If your district needs assistance with any aspect of your district’s ESL program, the State Department of Education will offer you the necessary technical assistance. We are available for regional trainings, for interpretation of test scores, to help design or re-design ESL program within districts, etc. We acknowledge both the challenge and fulfillment of working with a diverse population.
Overview of Title III: English as a Second Language
Service Requirements for Non-English Background Students
· All students registering in the district must be given a Home Language Survey with the following 3 questions: 1. What is the first language this child learned to speak?
2. What language does this child speak most often outside of school?
3. What language do people usually speak in this child’s home?
· Every student who has an answer other than English on the Home Language Survey (HLS) must be assessed with the Tennessee English Language Placement Assessment (TELPA)
· Students who score a 1 on the TELPA, or who scored a 1 or 2 composite on the previous year’s English Language Development Assessment (ELDA) must receive a minimum of one hour of ESL services daily
· Students who score a 2 on the TELPA or who scored a 3 composite on the ELDA must receive services as needed.
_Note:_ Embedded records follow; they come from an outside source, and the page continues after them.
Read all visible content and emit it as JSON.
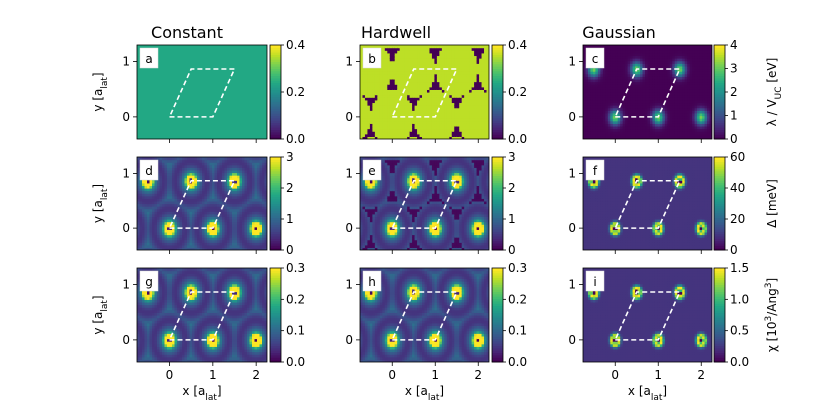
{
  "figure": {
    "column_titles": [
      "Constant",
      "Hardwell",
      "Gaussian"
    ],
    "row_ylabel": "y [a",
    "ylabel_sub": "lat",
    "ylabel_end": "]",
    "col_xlabel": "x [a",
    "xlabel_sub": "lat",
    "xlabel_end": "]"
  },
  "chart_data": [
    {
      "panel": "a",
      "type": "heatmap",
      "model": "constant",
      "quantity": "lambda",
      "xticks": [
        "0",
        "1",
        "2"
      ],
      "yticks": [
        "0",
        "1"
      ],
      "xlim": [
        -0.75,
        2.25
      ],
      "ylim": [
        -0.4,
        1.3
      ],
      "cbar_ticks": [
        "0.0",
        "0.2",
        "0.4"
      ],
      "cbar_range": [
        0,
        0.4
      ],
      "cbar_label": "",
      "value": 0.25,
      "cell_outline": [
        [
          0,
          0
        ],
        [
          1,
          0
        ],
        [
          1.5,
          0.866
        ],
        [
          0.5,
          0.866
        ]
      ]
    },
    {
      "panel": "b",
      "type": "heatmap",
      "model": "hardwell",
      "quantity": "lambda",
      "xticks": [
        "0",
        "1",
        "2"
      ],
      "yticks": [
        "0",
        "1"
      ],
      "xlim": [
        -0.75,
        2.25
      ],
      "ylim": [
        -0.4,
        1.3
      ],
      "cbar_ticks": [
        "0.0",
        "0.2",
        "0.4"
      ],
      "cbar_range": [
        0,
        0.4
      ],
      "cbar_label": "",
      "disk_value": 0.36,
      "disk_radius": 0.5,
      "gap_value": 0.0
    },
    {
      "panel": "c",
      "type": "heatmap",
      "model": "gaussian",
      "quantity": "lambda",
      "xticks": [
        "0",
        "1",
        "2"
      ],
      "yticks": [
        "0",
        "1"
      ],
      "xlim": [
        -0.75,
        2.25
      ],
      "ylim": [
        -0.4,
        1.3
      ],
      "cbar_ticks": [
        "0",
        "1",
        "2",
        "3",
        "4"
      ],
      "cbar_range": [
        0,
        4
      ],
      "cbar_label_main": "λ / V",
      "cbar_label_sub": "UC",
      "cbar_label_unit": " [eV]",
      "peak_value": 3.2,
      "width": 0.09
    },
    {
      "panel": "d",
      "type": "heatmap",
      "model": "constant",
      "quantity": "delta",
      "xticks": [
        "0",
        "1",
        "2"
      ],
      "yticks": [
        "0",
        "1"
      ],
      "xlim": [
        -0.75,
        2.25
      ],
      "ylim": [
        -0.4,
        1.3
      ],
      "cbar_ticks": [
        "0",
        "1",
        "2",
        "3"
      ],
      "cbar_range": [
        0,
        3
      ],
      "cbar_label": ""
    },
    {
      "panel": "e",
      "type": "heatmap",
      "model": "hardwell",
      "quantity": "delta",
      "xticks": [
        "0",
        "1",
        "2"
      ],
      "yticks": [
        "0",
        "1"
      ],
      "xlim": [
        -0.75,
        2.25
      ],
      "ylim": [
        -0.4,
        1.3
      ],
      "cbar_ticks": [
        "0",
        "1",
        "2",
        "3"
      ],
      "cbar_range": [
        0,
        3
      ],
      "cbar_label": ""
    },
    {
      "panel": "f",
      "type": "heatmap",
      "model": "gaussian",
      "quantity": "delta",
      "xticks": [
        "0",
        "1",
        "2"
      ],
      "yticks": [
        "0",
        "1"
      ],
      "xlim": [
        -0.75,
        2.25
      ],
      "ylim": [
        -0.4,
        1.3
      ],
      "cbar_ticks": [
        "0",
        "20",
        "40",
        "60"
      ],
      "cbar_range": [
        0,
        60
      ],
      "cbar_label_main": "Δ [meV]"
    },
    {
      "panel": "g",
      "type": "heatmap",
      "model": "constant",
      "quantity": "chi",
      "xticks": [
        "0",
        "1",
        "2"
      ],
      "yticks": [
        "0",
        "1"
      ],
      "xlim": [
        -0.75,
        2.25
      ],
      "ylim": [
        -0.4,
        1.3
      ],
      "cbar_ticks": [
        "0.0",
        "0.1",
        "0.2",
        "0.3"
      ],
      "cbar_range": [
        0,
        0.3
      ],
      "cbar_label": ""
    },
    {
      "panel": "h",
      "type": "heatmap",
      "model": "hardwell",
      "quantity": "chi",
      "xticks": [
        "0",
        "1",
        "2"
      ],
      "yticks": [
        "0",
        "1"
      ],
      "xlim": [
        -0.75,
        2.25
      ],
      "ylim": [
        -0.4,
        1.3
      ],
      "cbar_ticks": [
        "0.0",
        "0.1",
        "0.2",
        "0.3"
      ],
      "cbar_range": [
        0,
        0.3
      ],
      "cbar_label": ""
    },
    {
      "panel": "i",
      "type": "heatmap",
      "model": "gaussian",
      "quantity": "chi",
      "xticks": [
        "0",
        "1",
        "2"
      ],
      "yticks": [
        "0",
        "1"
      ],
      "xlim": [
        -0.75,
        2.25
      ],
      "ylim": [
        -0.4,
        1.3
      ],
      "cbar_ticks": [
        "0.0",
        "0.5",
        "1.0",
        "1.5"
      ],
      "cbar_range": [
        0,
        1.5
      ],
      "cbar_label_main": "χ [10",
      "cbar_label_sup": "3",
      "cbar_label_unit": "/Ang",
      "cbar_label_sup2": "3",
      "cbar_label_end": "]"
    }
  ],
  "lattice": {
    "atoms": [
      [
        0,
        0
      ],
      [
        1,
        0
      ],
      [
        2,
        0
      ],
      [
        0.5,
        0.866
      ],
      [
        1.5,
        0.866
      ],
      [
        -0.5,
        0.866
      ],
      [
        2.5,
        0.866
      ],
      [
        -0.5,
        -0.866
      ],
      [
        0.5,
        -0.866
      ],
      [
        1.5,
        -0.866
      ],
      [
        -1,
        0
      ],
      [
        0,
        1.732
      ],
      [
        1,
        1.732
      ],
      [
        2,
        1.732
      ]
    ],
    "colormap": [
      "#440154",
      "#482475",
      "#414487",
      "#355f8d",
      "#2a788e",
      "#21918c",
      "#22a884",
      "#44bf70",
      "#7ad151",
      "#bddf26",
      "#fde725"
    ],
    "outline_color": "#ffffff"
  }
}
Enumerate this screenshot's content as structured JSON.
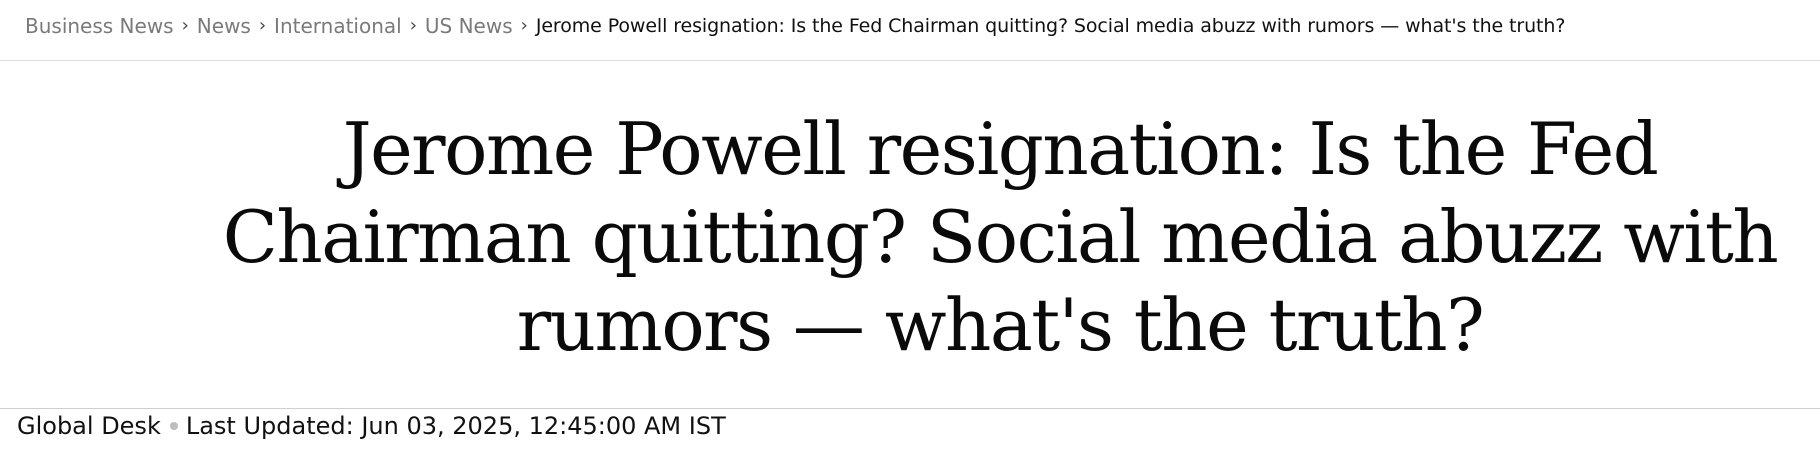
{
  "breadcrumb": {
    "items": [
      {
        "label": "Business News"
      },
      {
        "label": "News"
      },
      {
        "label": "International"
      },
      {
        "label": "US News"
      }
    ],
    "separator": "›",
    "current": "Jerome Powell resignation: Is the Fed Chairman quitting? Social media abuzz with rumors — what's the truth?"
  },
  "article": {
    "headline": "Jerome Powell resignation: Is the Fed Chairman quitting? Social media abuzz with rumors — what's the truth?",
    "author": "Global Desk",
    "updated": "Last Updated: Jun 03, 2025, 12:45:00 AM IST"
  }
}
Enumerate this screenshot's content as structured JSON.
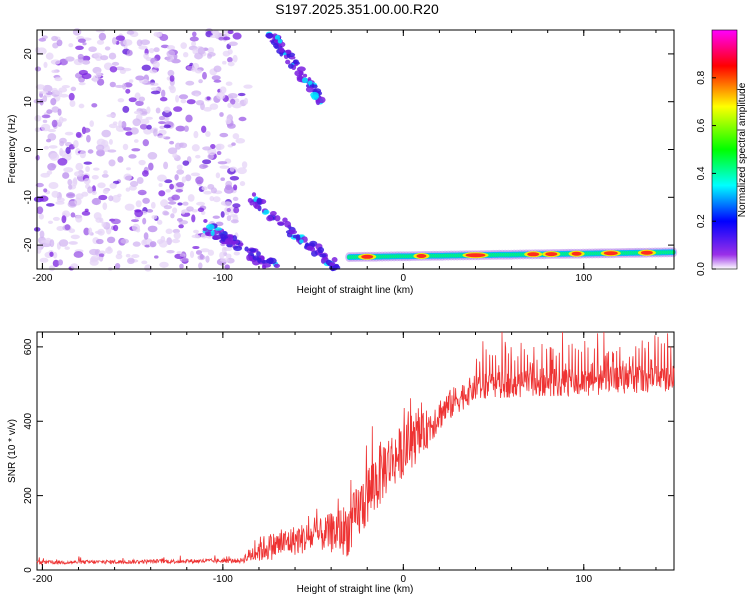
{
  "title": "S197.2025.351.00.00.R20",
  "chart_data": [
    {
      "type": "heatmap",
      "name": "spectrogram",
      "xlabel": "Height of straight line (km)",
      "ylabel": "Frequency (Hz)",
      "xlim": [
        -203,
        150
      ],
      "ylim": [
        -25,
        25
      ],
      "x_ticks": [
        -200,
        -100,
        0,
        100
      ],
      "y_ticks": [
        -20,
        -10,
        0,
        10,
        20
      ],
      "colorbar": {
        "label": "Normalized spectral amplitude",
        "range": [
          0,
          1
        ],
        "ticks": [
          0.0,
          0.2,
          0.4,
          0.6,
          0.8
        ],
        "tick_labels": [
          "0.0",
          "0.2",
          "0.4",
          "0.6",
          "0.8"
        ],
        "colors": [
          "#ffffff",
          "#8a2be2",
          "#0000ff",
          "#00ffff",
          "#00ff00",
          "#ffff00",
          "#ff0000",
          "#ff00ff"
        ]
      },
      "features": {
        "noise_region_x": [
          -203,
          -92
        ],
        "main_line": {
          "x": [
            -30,
            150
          ],
          "freq": [
            -22.5,
            -21.5
          ],
          "peak_amplitude": 0.9
        },
        "descending_streaks": [
          {
            "x": [
              -110,
              -70
            ],
            "freq": [
              -16,
              -25
            ]
          },
          {
            "x": [
              -85,
              -35
            ],
            "freq": [
              -10,
              -25
            ]
          },
          {
            "x": [
              -75,
              -45
            ],
            "freq": [
              25,
              10
            ]
          }
        ]
      }
    },
    {
      "type": "line",
      "name": "snr",
      "xlabel": "Height of straight line (km)",
      "ylabel": "SNR (10 * v/v)",
      "xlim": [
        -203,
        150
      ],
      "ylim": [
        0,
        640
      ],
      "x_ticks": [
        -200,
        -100,
        0,
        100
      ],
      "y_ticks": [
        0,
        200,
        400,
        600
      ],
      "color": "#ee3333",
      "profile": [
        [
          -203,
          20
        ],
        [
          -90,
          25
        ],
        [
          -80,
          55
        ],
        [
          -60,
          80
        ],
        [
          -45,
          95
        ],
        [
          -30,
          110
        ],
        [
          -20,
          200
        ],
        [
          -10,
          280
        ],
        [
          0,
          320
        ],
        [
          10,
          360
        ],
        [
          20,
          420
        ],
        [
          30,
          460
        ],
        [
          40,
          490
        ],
        [
          60,
          500
        ],
        [
          100,
          505
        ],
        [
          150,
          520
        ]
      ],
      "noise_spread": [
        [
          -203,
          10
        ],
        [
          -90,
          12
        ],
        [
          -80,
          70
        ],
        [
          -45,
          90
        ],
        [
          -30,
          150
        ],
        [
          -15,
          180
        ],
        [
          0,
          140
        ],
        [
          20,
          90
        ],
        [
          40,
          70
        ],
        [
          150,
          80
        ]
      ]
    }
  ]
}
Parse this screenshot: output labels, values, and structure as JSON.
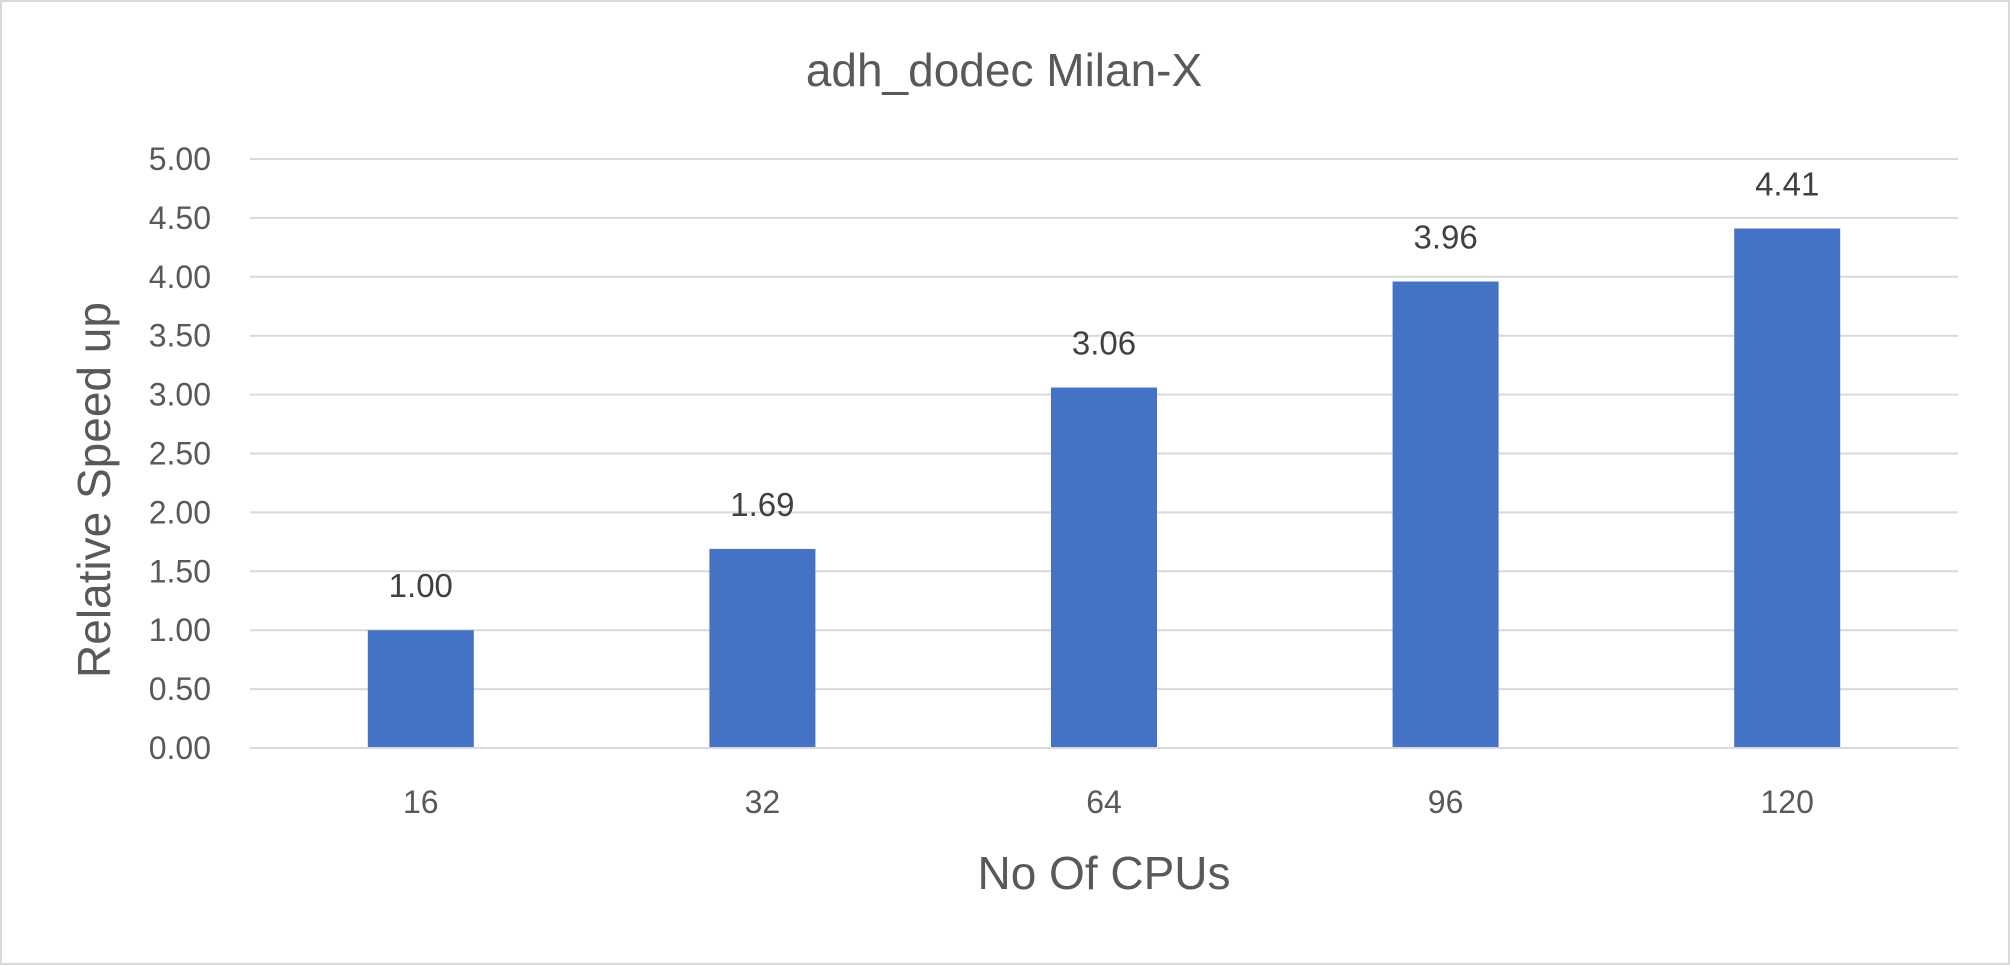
{
  "chart_data": {
    "type": "bar",
    "title": "adh_dodec  Milan-X",
    "xlabel": "No Of CPUs",
    "ylabel": "Relative Speed up",
    "categories": [
      "16",
      "32",
      "64",
      "96",
      "120"
    ],
    "values": [
      1.0,
      1.69,
      3.06,
      3.96,
      4.41
    ],
    "data_labels": [
      "1.00",
      "1.69",
      "3.06",
      "3.96",
      "4.41"
    ],
    "ylim": [
      0,
      5
    ],
    "ytick_values": [
      0,
      0.5,
      1,
      1.5,
      2,
      2.5,
      3,
      3.5,
      4,
      4.5,
      5
    ],
    "ytick_labels": [
      "0.00",
      "0.50",
      "1.00",
      "1.50",
      "2.00",
      "2.50",
      "3.00",
      "3.50",
      "4.00",
      "4.50",
      "5.00"
    ],
    "grid": true,
    "legend": "none",
    "bar_color": "#4472C4"
  }
}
For many, this will be 1 hour per day.
· Students who score a 3 on the TELPA do not qualify for ESL services and are coded as Non English Language Background (NELB) in the Education Information System (EIS)
· Students who score composite 5 on the ELDA must be exited from services and coded as an 1 (Transition 1) in EIS for the first year in transition.
· Students who score a composite 4 may be exited and coded as 1. If they are not exited, their names must be submitted to the state with a reason for not exiting them.
· English Learners (ELs) may never be retained or failed based on language ability.
· All ELs (not Transition students) must be assessed annually with ELDA until exited.
· ELs must have full access to content curriculum through necessary modifications and accommodations.
· ELs must take the math, language arts, social studies, and science TCAP annually with one exception: during the first year in the US, the student may be exempt from the English Language Arts Achievement test. No EL is exempt from the English Language Proficiency Assessment (ELPA)
· An ESL program may be provided through various service delivery models including: ESL pull-out programs, ESL cluster centers to which students are transported from their zone schools, resource centers/ESL laboratories, newcomer centers, push-in or inclusion models, sheltered content classes, content based ESL classes, structured immersion classes, or scheduled ESL class periods.
· ESL teachers must be fluent in all four domains (reading, writing, speaking, and listening) of English. Each district should have a plan in place for assessing the teacher before hiring.
· ELs should be allowed to participate in all extra-curricular and special programs if they wish to participate.
· Districts should post definitions of Immigrant and LEP (EL in TN) students on their websites and make sure teachers and administrators understand these definitions.